Focus 2: Social nonconformity and limited choices for women in The Bell Jar and Girl, Interrupted.  In Girl, Interrupted, the main character wonders whether her symptoms truly make her "insane," rather than just a rebellious teen.  She also faces sexism at a job, strict dress codes, and even faces sexism in her diagnosis.  She eventually turns to the convention of marriage.  In The Bell Jar, the main character struggles with choosing between following the life that is expected of a respectable woman in the 50s and following her own desires.  She defies the societal expectations of a "confident, polite, smiley" woman and is moody and dark.  She also has sexual desires that go against conventions of the time.

Comments

  1. I think this is a really interesting topic: especially since your first two books are older and from a time period when it was less socially acceptable for anyone, especially women to be not "confident, polite, and smiley" (as you said). Looking at how those expectations affected women's mental health and how society reacted to that and how both of those have changed will be really cool.

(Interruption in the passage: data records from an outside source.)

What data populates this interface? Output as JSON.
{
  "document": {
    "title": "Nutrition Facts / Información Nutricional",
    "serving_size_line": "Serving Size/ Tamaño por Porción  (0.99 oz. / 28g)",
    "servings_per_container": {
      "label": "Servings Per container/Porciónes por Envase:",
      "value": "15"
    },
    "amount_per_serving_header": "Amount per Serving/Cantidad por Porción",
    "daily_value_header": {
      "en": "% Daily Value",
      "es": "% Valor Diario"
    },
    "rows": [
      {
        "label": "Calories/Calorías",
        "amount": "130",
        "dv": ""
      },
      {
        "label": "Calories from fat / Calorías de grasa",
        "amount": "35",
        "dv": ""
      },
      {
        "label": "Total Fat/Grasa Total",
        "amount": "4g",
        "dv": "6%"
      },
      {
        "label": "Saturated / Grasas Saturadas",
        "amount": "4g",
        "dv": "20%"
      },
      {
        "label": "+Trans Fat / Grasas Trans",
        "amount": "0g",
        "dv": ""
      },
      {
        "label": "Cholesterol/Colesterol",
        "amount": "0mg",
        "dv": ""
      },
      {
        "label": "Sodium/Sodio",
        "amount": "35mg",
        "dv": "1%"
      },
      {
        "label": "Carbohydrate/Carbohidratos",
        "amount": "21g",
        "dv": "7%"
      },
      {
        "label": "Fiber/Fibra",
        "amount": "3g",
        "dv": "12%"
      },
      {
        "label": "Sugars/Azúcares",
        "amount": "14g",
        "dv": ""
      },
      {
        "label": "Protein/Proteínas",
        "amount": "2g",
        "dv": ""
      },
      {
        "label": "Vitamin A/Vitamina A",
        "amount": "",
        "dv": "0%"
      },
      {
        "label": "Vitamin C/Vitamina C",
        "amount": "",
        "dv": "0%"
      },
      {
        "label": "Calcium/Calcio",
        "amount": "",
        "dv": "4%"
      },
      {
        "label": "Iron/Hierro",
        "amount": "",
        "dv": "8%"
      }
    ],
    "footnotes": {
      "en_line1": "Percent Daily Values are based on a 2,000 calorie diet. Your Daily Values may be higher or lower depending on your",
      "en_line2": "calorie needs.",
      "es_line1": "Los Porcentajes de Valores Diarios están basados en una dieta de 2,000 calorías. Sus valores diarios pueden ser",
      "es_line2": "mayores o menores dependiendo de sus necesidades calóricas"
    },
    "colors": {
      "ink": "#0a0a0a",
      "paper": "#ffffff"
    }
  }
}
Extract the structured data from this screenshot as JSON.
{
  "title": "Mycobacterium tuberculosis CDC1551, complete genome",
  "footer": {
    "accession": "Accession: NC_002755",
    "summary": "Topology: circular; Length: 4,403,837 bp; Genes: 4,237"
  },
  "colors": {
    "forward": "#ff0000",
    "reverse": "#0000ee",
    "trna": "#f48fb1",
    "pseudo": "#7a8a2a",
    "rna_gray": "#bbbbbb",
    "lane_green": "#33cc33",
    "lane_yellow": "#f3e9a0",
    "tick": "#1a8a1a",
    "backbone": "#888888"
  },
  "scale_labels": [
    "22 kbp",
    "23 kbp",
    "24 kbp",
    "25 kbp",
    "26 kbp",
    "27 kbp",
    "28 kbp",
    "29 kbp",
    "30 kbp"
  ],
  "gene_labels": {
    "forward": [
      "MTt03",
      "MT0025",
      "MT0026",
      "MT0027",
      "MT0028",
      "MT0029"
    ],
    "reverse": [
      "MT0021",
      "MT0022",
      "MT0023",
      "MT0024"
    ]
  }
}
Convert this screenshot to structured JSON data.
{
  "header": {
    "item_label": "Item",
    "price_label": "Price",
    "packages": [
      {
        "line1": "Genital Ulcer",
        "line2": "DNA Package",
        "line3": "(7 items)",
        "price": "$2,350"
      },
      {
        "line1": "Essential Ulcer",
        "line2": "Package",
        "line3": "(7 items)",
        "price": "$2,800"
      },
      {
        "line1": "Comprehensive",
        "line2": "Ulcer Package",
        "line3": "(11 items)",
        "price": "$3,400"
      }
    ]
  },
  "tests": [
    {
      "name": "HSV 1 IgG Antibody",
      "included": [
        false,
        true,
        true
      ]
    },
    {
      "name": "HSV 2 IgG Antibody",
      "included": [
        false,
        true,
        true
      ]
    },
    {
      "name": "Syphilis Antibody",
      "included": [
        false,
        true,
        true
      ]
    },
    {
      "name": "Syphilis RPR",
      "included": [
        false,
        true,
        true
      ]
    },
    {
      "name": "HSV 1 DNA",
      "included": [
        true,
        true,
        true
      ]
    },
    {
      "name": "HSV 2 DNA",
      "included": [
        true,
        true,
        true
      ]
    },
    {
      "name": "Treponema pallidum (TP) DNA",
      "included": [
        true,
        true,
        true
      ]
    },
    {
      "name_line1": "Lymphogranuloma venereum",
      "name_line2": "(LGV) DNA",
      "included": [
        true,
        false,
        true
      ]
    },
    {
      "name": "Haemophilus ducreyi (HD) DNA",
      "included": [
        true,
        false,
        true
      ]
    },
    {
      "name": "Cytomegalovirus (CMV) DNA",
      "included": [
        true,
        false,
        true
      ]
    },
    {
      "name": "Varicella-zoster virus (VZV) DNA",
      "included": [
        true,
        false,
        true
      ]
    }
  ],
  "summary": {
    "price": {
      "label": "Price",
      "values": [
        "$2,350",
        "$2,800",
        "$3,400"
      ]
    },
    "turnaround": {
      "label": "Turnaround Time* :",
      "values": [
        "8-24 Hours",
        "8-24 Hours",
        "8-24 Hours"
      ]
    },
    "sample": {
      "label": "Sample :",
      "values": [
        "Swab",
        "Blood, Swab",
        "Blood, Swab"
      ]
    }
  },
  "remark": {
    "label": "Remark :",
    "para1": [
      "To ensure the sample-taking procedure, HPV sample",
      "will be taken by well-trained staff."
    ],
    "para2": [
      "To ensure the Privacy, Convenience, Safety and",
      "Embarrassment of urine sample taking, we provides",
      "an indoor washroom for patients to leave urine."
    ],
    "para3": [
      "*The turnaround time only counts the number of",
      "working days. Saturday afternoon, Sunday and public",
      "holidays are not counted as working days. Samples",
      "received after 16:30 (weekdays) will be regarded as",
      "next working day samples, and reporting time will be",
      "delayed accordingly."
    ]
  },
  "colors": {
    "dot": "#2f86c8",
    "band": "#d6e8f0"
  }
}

    Some questions you could maybe think about that relate to your foci:
    What does it mean to be "insane," both in the context of each of these novels and in the context of society at the time those novels were published?
    I know in The Bell Jar Esther is very vehement about not getting married, and you said that the main character in Girl, Interrupted does eventually get married. What prompts her to do this and what does that reveal about the differences between her and Esther?
    Obviously all the novels you want to look at have overlapping themes, but are there any more physical/tangible parallels between the stories that you could examine? I haven't read Girl, Interrupted or OCD Love Story so I'm not really sure how well this applies but if there are any common physical manifestations of their illnesses that could be an interesting thing to compare.